Across the United States, colleges, universities and technological institutes are expanding their campuses. The environment for expansion and new construction is a no-brainer: low interest rates, increased endowments, and built-up demand for newer facilities that can keep up with technology changes and other universities’ expansions and modernizations. According to The Wall Street Journal, “higher learning construction was valued at $11.4 billion, up 13% from the previous year and at the largest dollar value of construction starts since the peak year of 2008, according to Dodge Data & Analytics.”
When one university begins an expansion, renovation, or new construction project on campus, others who compete for the same student base feel the need to upgrade their facilities as well. Classrooms, research facilities, and dormitories are all being considered for overhauls. Existing dorms are being replaced with residence halls that have greater Wi-Fi access and state-of-the-art infrastructure to support the technological demand for more outlets, power supplies and interfaces. Classrooms are adapting to new ways of learning through technology and advancements in IT and other forms of high-tech.

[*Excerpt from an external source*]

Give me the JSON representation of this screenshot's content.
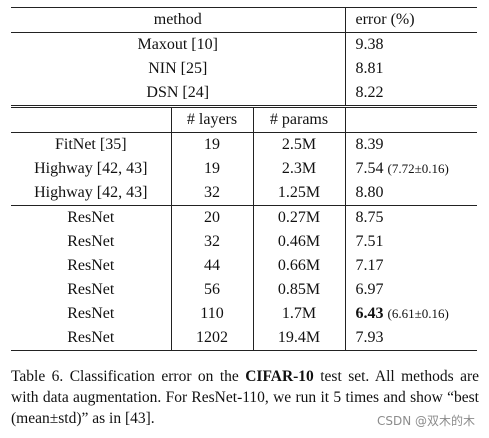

To meet the demand for master planning and capital improvement projects and to complete them on time and on budget, higher education institutions are enlisting more owner’s representatives and project management firms. By leveraging a third party, university facilities managers and construction managers can execute a large-scale project while performing their traditional job functions. Third-party usage also gives institutions flexibility: whether for two hours a week or full time for a project’s duration, a project management firm will provide the needed resources on demand. It also assures universities another set of eyes and ears to help with cost savings, monitor construction activity so that what was planned is delivered, and access to an expert’s counsel 24/7.
As university expansions and upgrades continue, third-party project managers and owner’s representatives are playing larger roles than ever. Their ability to save projects time, money and headaches make them ideal matches for the increased demand for new construction on college, university and technological institute campuses.